|Pattern Description: The pattern is for a coat with a detachable jerkin. I started with this pattern, but changed it beyond recognition, to a pattern for a 50s style swing coat. Why would I do such a thing? Well, I was away from home, without my blocks, and had picked up a magazine on the station at Lille, en route so this was the closest pattern I had to hand. It now still has the darts from the neck, it has a draped collar, the sleeves are now one piece and slightly belled and the shape is flared. It has piping on the neck seam and the ends of the sleeve and the bottom of the coat are in bands of a contrast material. |
Pattern Sizing: It comes in 44 to 52. I used the 44 and did an FBA, but then had to reduce the sizing after sewing up the toile.
Did it look like the photo/drawing on the pattern envelope once you were done sewing with it?
Well, no, not in the slightest.
Were the instructions easy to follow? The instructions in the magazine I have are in french. I didn't read these, as I was making such huge changes, but I don't see any glaring omissions if you're making up the original design.
What did you particularly like or dislike about the pattern?I like the neck darts in this pattern.
Fabric Used: I used a tweedy fabric with a bouclé yarn in it giving it a bumpy surface. Its in blue and black. The bands are in a plain black wool. The interlining is a cotton rayon twill, and the lining a rayon.
Pattern alterations or any design changes you made:
I made a whole lot of changes. First, I needed to do an FBA, as it was for someone who takes an F/G. For this, I closed all of the darts, those in the neck and the underarm dart, opening one temporary bust dart mid shoulder, then slashed and spread the pattern through the bust point until there was enough room. Then I planned the darts again using the new bust point and closed the shoulder dart, opening them up in the new positions.
I changed the collar to a deep draped piece.
I made the sleeve into a one piece and flared the cuff end, and flared the body pattern to give it more swing. Then I planned the bands. These are faced back, so I cut two of each piece.
I made bound buttonholes, so planned a buttonstand for large buttons.
Would you sew it again? Would you recommend it to others?Its only going to happen once.

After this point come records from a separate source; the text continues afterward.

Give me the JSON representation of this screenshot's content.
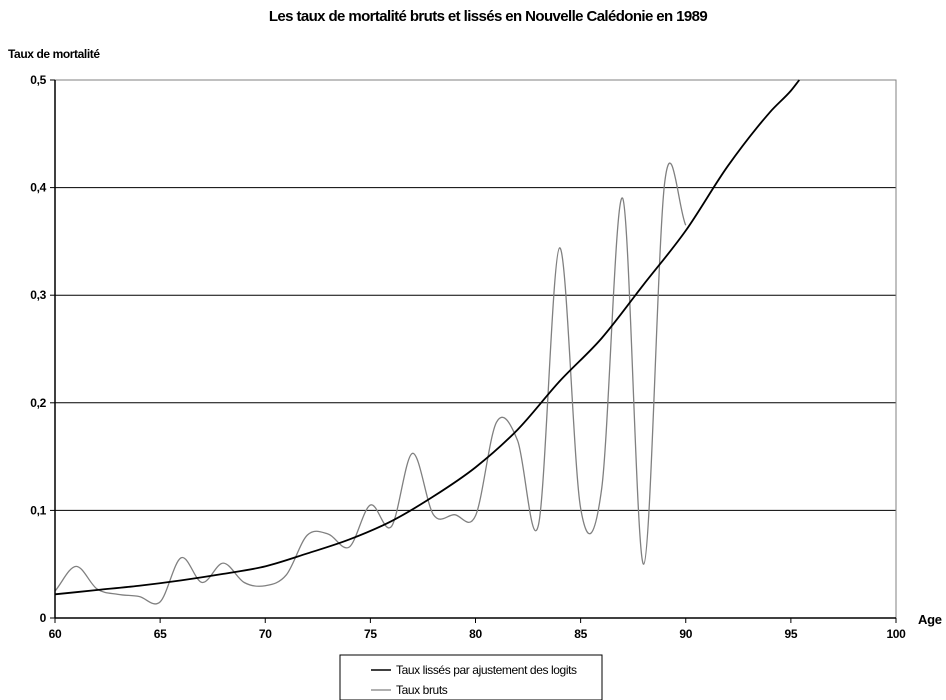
{
  "chart_data": {
    "type": "line",
    "title": "Les taux de mortalité bruts et lissés en Nouvelle Calédonie en 1989",
    "ylabel": "Taux de mortalité",
    "xlabel": "Age",
    "xlim": [
      60,
      100
    ],
    "ylim": [
      0,
      0.5
    ],
    "x_ticks": [
      60,
      65,
      70,
      75,
      80,
      85,
      90,
      95,
      100
    ],
    "x_tick_labels": [
      "60",
      "65",
      "70",
      "75",
      "80",
      "85",
      "90",
      "95",
      "100"
    ],
    "y_ticks": [
      0,
      0.1,
      0.2,
      0.3,
      0.4,
      0.5
    ],
    "y_tick_labels": [
      "0",
      "0,1",
      "0,2",
      "0,3",
      "0,4",
      "0,5"
    ],
    "grid": "horizontal",
    "legend_position": "bottom-center",
    "series": [
      {
        "name": "Taux lissés par ajustement des logits",
        "color": "#000000",
        "x": [
          60,
          62,
          64,
          66,
          68,
          70,
          72,
          74,
          76,
          78,
          80,
          82,
          84,
          86,
          88,
          90,
          92,
          94,
          95,
          95.4
        ],
        "y": [
          0.022,
          0.026,
          0.03,
          0.035,
          0.041,
          0.048,
          0.06,
          0.073,
          0.09,
          0.113,
          0.14,
          0.175,
          0.22,
          0.26,
          0.31,
          0.36,
          0.42,
          0.47,
          0.49,
          0.5
        ]
      },
      {
        "name": "Taux bruts",
        "color": "#808080",
        "x": [
          60,
          61,
          62,
          63,
          64,
          65,
          66,
          67,
          68,
          69,
          70,
          71,
          72,
          73,
          74,
          75,
          76,
          77,
          78,
          79,
          80,
          81,
          82,
          83,
          84,
          85,
          86,
          87,
          88,
          89,
          90
        ],
        "y": [
          0.025,
          0.048,
          0.027,
          0.022,
          0.02,
          0.015,
          0.056,
          0.033,
          0.051,
          0.033,
          0.03,
          0.04,
          0.077,
          0.078,
          0.066,
          0.105,
          0.085,
          0.153,
          0.096,
          0.096,
          0.095,
          0.182,
          0.165,
          0.087,
          0.344,
          0.102,
          0.12,
          0.39,
          0.05,
          0.405,
          0.365
        ]
      }
    ]
  }
}
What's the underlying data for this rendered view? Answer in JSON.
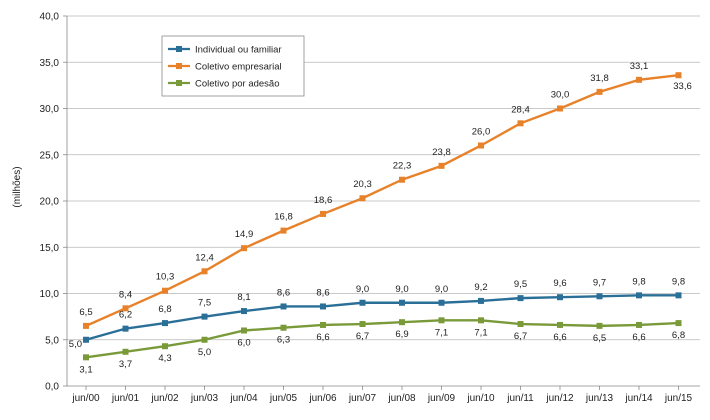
{
  "chart_data": {
    "type": "line",
    "title": "",
    "xlabel": "",
    "ylabel": "(milhões)",
    "ylim": [
      0,
      40
    ],
    "yticks": [
      "0,0",
      "5,0",
      "10,0",
      "15,0",
      "20,0",
      "25,0",
      "30,0",
      "35,0",
      "40,0"
    ],
    "ytick_values": [
      0,
      5,
      10,
      15,
      20,
      25,
      30,
      35,
      40
    ],
    "grid": "horizontal",
    "legend_position": "top-left",
    "categories": [
      "jun/00",
      "jun/01",
      "jun/02",
      "jun/03",
      "jun/04",
      "jun/05",
      "jun/06",
      "jun/07",
      "jun/08",
      "jun/09",
      "jun/10",
      "jun/11",
      "jun/12",
      "jun/13",
      "jun/14",
      "jun/15"
    ],
    "series": [
      {
        "name": "Individual ou familiar",
        "color": "#2a6f97",
        "values": [
          5.0,
          6.2,
          6.8,
          7.5,
          8.1,
          8.6,
          8.6,
          9.0,
          9.0,
          9.0,
          9.2,
          9.5,
          9.6,
          9.7,
          9.8,
          9.8
        ],
        "labels": [
          "5,0",
          "6,2",
          "6,8",
          "7,5",
          "8,1",
          "8,6",
          "8,6",
          "9,0",
          "9,0",
          "9,0",
          "9,2",
          "9,5",
          "9,6",
          "9,7",
          "9,8",
          "9,8"
        ]
      },
      {
        "name": "Coletivo empresarial",
        "color": "#e8822a",
        "values": [
          6.5,
          8.4,
          10.3,
          12.4,
          14.9,
          16.8,
          18.6,
          20.3,
          22.3,
          23.8,
          26.0,
          28.4,
          30.0,
          31.8,
          33.1,
          33.6
        ],
        "labels": [
          "6,5",
          "8,4",
          "10,3",
          "12,4",
          "14,9",
          "16,8",
          "18,6",
          "20,3",
          "22,3",
          "23,8",
          "26,0",
          "28,4",
          "30,0",
          "31,8",
          "33,1",
          "33,6"
        ]
      },
      {
        "name": "Coletivo por adesão",
        "color": "#7a9a3a",
        "values": [
          3.1,
          3.7,
          4.3,
          5.0,
          6.0,
          6.3,
          6.6,
          6.7,
          6.9,
          7.1,
          7.1,
          6.7,
          6.6,
          6.5,
          6.6,
          6.8
        ],
        "labels": [
          "3,1",
          "3,7",
          "4,3",
          "5,0",
          "6,0",
          "6,3",
          "6,6",
          "6,7",
          "6,9",
          "7,1",
          "7,1",
          "6,7",
          "6,6",
          "6,5",
          "6,6",
          "6,8"
        ]
      }
    ]
  }
}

Conclusion: I like the coat, but starting from the pattern I did wasn't the easiest exercise. The toile needed a lot of alteration, mainly reducing the size. I don't think this is a negative comment on Burda sizing though. The person I made this for has a narrow back and shoulders, and guesstimating sizing from measurements is always difficult for her. I probably should have downsized to a 40, then did the FBA with that. A couple of other things took some time - planning and replanning the bands so that they looked the right proportions on was one, and the other was finding a way of getting the buttonhole to work in the collar. The collar is a wide band, caught in pleats at the centre back and at the front centres, so the buttonhole fell where there was several layers of thick tweed. The tweed was woven with a heavy bouclé yarn in the mix, which made for easy fraying. My buttons had a shank on them and I didn't like the look of having one stitched on top with a press stud fastening under, and after a few attempts settled for making a bound buttonhole through the outside layer of collar, slitting through the two folds and turning in the edges by hand, stitching the whole lot together round the back of the bound buttonhole. Basically a cobbled up solution, but it worked.
Working with a bumpy tweed had some advantages, hand stitches disappeared into the weave very easily, making for a neater look with less actual skill.